Em plena crise com Taipé, Pequim ressuscita sonhado trem-bala China-Taiwan

Antonio Broto e Francisco Luis Pérez.

Pequim/Taipé, 15 mar (EFE).- Construir um trem de alta velocidade entre China e Taiwan, separadas por mais de 100 quilômetros de mar e 67 anos de embate político, é um sonho antigo de Pequim que o regime comunista decidiu ressuscitar agora, em plena crise com Taipé.

O custoso projeto, que necessitaria um túnel submarino três vezes mais longo que o Eurotúnel, que liga França e Grã-Bretanha através do canal da Mancha, foi incluído pela primeira vez na lista de objetivos oficiais da China, no XIII Plano Quinquenal (2016-2020), debatido nesta semana em Pequim.

O túnel, que com 126 quilômetros seria o mais longo do mundo em uma ferrovia, uniria Pingtan (China) e Hsinchu (Taiwan) e se conectaria com as redes de trens-bala que ambos os territórios já têm em funcionamento.

A ideia, que durante anos foi considerada impossível tecnicamente, começou a ser estudada por especialistas da China em meados dos anos 90, embora o objetivo fosse conectar os territórios mais por estrada do que por trilhos.

Após anos de reuniões entre especialistas, finalmente o projeto se tornou parte do plano quinquenal que governará a política econômica da China nos próximos cinco anos e que será aprovado na próxima semana pelo Legislativo chinês. O que era considerado complicado há 20 anos, hoje já é tecnicamente viável.

"Não há barreiras técnicas para uma linha através do estreito (de Formosa)", afirmou nesta semana Zhang Zhaomin, líder da área de desenvolvimento de Pingtan, em um painel de discussão da Assembleia Nacional Popular, onde é debatido o XIII Plano Quinquenal.

Os problemas tecnológicos não são os maiores obstáculos do projeto, e sim os financeiros, em um momento de contração da economia chinesa (calcula-se que o túnel possa custar US$ 80 bilhões) e de dúvidas políticas, agora que os independentistas retornarão ao governo em Taiwan.

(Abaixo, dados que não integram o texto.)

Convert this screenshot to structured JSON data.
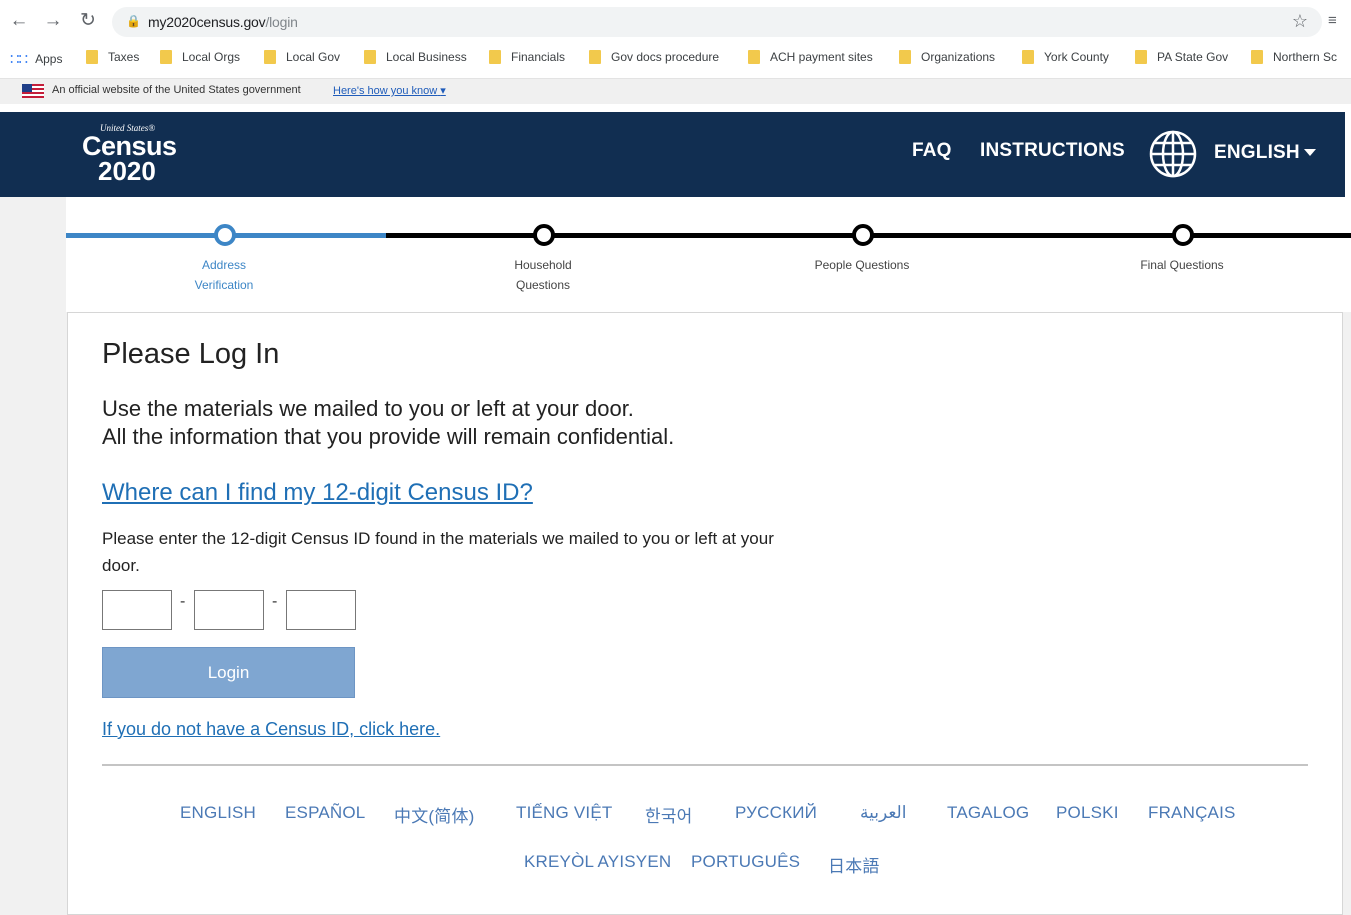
{
  "browser": {
    "back_icon": "arrow-left-icon",
    "forward_icon": "arrow-right-icon",
    "reload_icon": "reload-icon",
    "url_host": "my2020census.gov",
    "url_path": "/login",
    "bookmarks": [
      {
        "label": "Apps",
        "icon": "apps-grid-icon"
      },
      {
        "label": "Taxes"
      },
      {
        "label": "Local Orgs"
      },
      {
        "label": "Local Gov"
      },
      {
        "label": "Local Business"
      },
      {
        "label": "Financials"
      },
      {
        "label": "Gov docs procedure"
      },
      {
        "label": "ACH payment sites"
      },
      {
        "label": "Organizations"
      },
      {
        "label": "York County"
      },
      {
        "label": "PA State Gov"
      },
      {
        "label": "Northern Sc"
      }
    ]
  },
  "gov_banner": {
    "text": "An official website of the United States government",
    "link": "Here's how you know"
  },
  "header": {
    "logo_small": "United States®",
    "logo_big": "Census",
    "logo_year": "2020",
    "faq": "FAQ",
    "instructions": "INSTRUCTIONS",
    "language": "ENGLISH",
    "accent_color": "#112e51"
  },
  "progress": {
    "steps": [
      {
        "line1": "Address",
        "line2": "Verification",
        "active": true
      },
      {
        "line1": "Household",
        "line2": "Questions",
        "active": false
      },
      {
        "line1": "People Questions",
        "line2": "",
        "active": false
      },
      {
        "line1": "Final Questions",
        "line2": "",
        "active": false
      }
    ],
    "active_color": "#3d86c6"
  },
  "login": {
    "title": "Please Log In",
    "intro_line1": "Use the materials we mailed to you or left at your door.",
    "intro_line2": "All the information that you provide will remain confidential.",
    "find_id_link": "Where can I find my 12-digit Census ID?",
    "instructions": "Please enter the 12-digit Census ID found in the materials we mailed to you or left at your door.",
    "id_part1": "",
    "id_part2": "",
    "id_part3": "",
    "dash": "-",
    "button": "Login",
    "no_id_link": "If you do not have a Census ID, click here."
  },
  "languages": {
    "row1": [
      "ENGLISH",
      "ESPAÑOL",
      "中文(简体)",
      "TIẾNG VIỆT",
      "한국어",
      "РУССКИЙ",
      "العربية",
      "TAGALOG",
      "POLSKI",
      "FRANÇAIS"
    ],
    "row2": [
      "KREYÒL AYISYEN",
      "PORTUGUÊS",
      "日本語"
    ]
  }
}
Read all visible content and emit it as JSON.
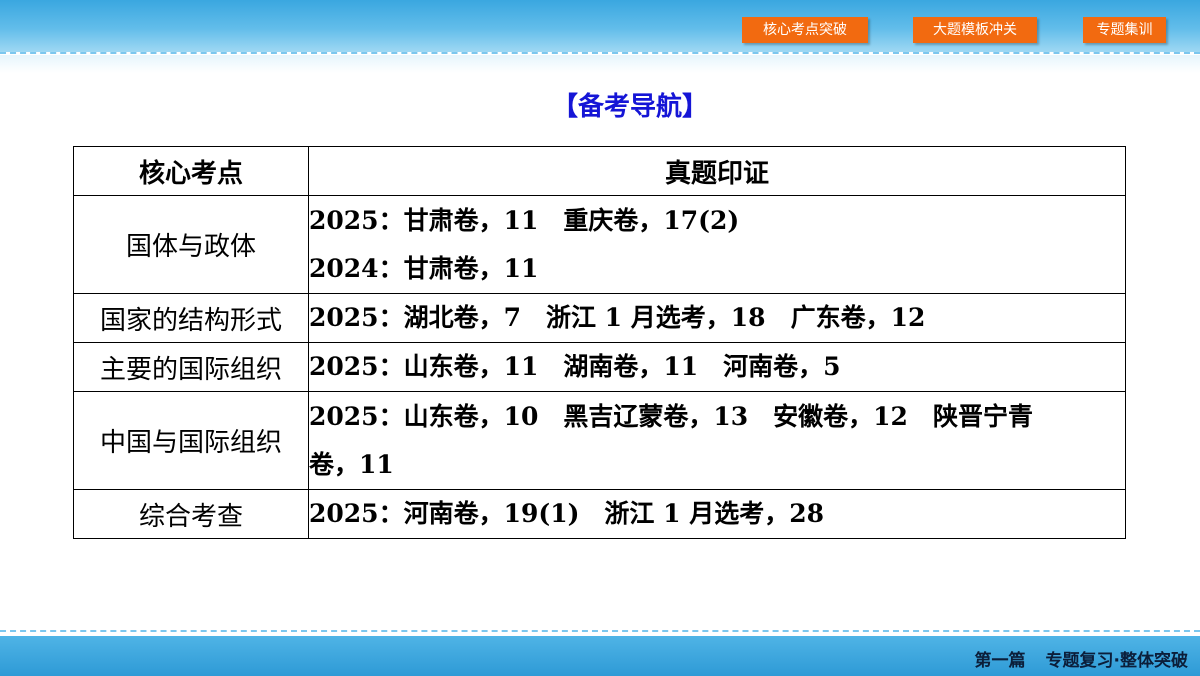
{
  "nav": {
    "buttons": [
      "核心考点突破",
      "大题模板冲关",
      "专题集训"
    ]
  },
  "heading": "【备考导航】",
  "table": {
    "headers": [
      "核心考点",
      "真题印证"
    ],
    "rows": [
      {
        "topic": "国体与政体",
        "lines": [
          "2025：甘肃卷，11　重庆卷，17(2)",
          "2024：甘肃卷，11"
        ]
      },
      {
        "topic": "国家的结构形式",
        "lines": [
          "2025：湖北卷，7　浙江 1 月选考，18　广东卷，12"
        ]
      },
      {
        "topic": "主要的国际组织",
        "lines": [
          "2025：山东卷，11　湖南卷，11　河南卷，5"
        ]
      },
      {
        "topic": "中国与国际组织",
        "lines": [
          "2025：山东卷，10　黑吉辽蒙卷，13　安徽卷，12　陕晋宁青",
          "卷，11"
        ]
      },
      {
        "topic": "综合考查",
        "lines": [
          "2025：河南卷，19(1)　浙江 1 月选考，28"
        ]
      }
    ]
  },
  "footer": {
    "part": "第一篇",
    "title": "专题复习·整体突破"
  },
  "colors": {
    "nav_button": "#f26a10",
    "heading": "#1515d6",
    "bar": "#3aa7e0"
  }
}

É por isso que do outro lado do estreito de Formosa, onde o Partido Democrata Progressista de Tsai Ing-wen assumirá a presidência em maio, o projeto foi recebido com receio e ceticismo, com a ideia de que não se passa de uma manobra política para resistir à chegada de um governo considerado mais distante da China.

"O plano é totalmente unilateral e não foi comunicado a Taiwan pelos canais estabelecidos. Não passa de uma ideia unilateral e subjetiva da China continental, que nem sequer foi debatida entre as duas partes, muito menos pactuado", lamentou na segunda-feira o ministro dos Transportes e Comunicações taiuanês, Chen Jian-yu.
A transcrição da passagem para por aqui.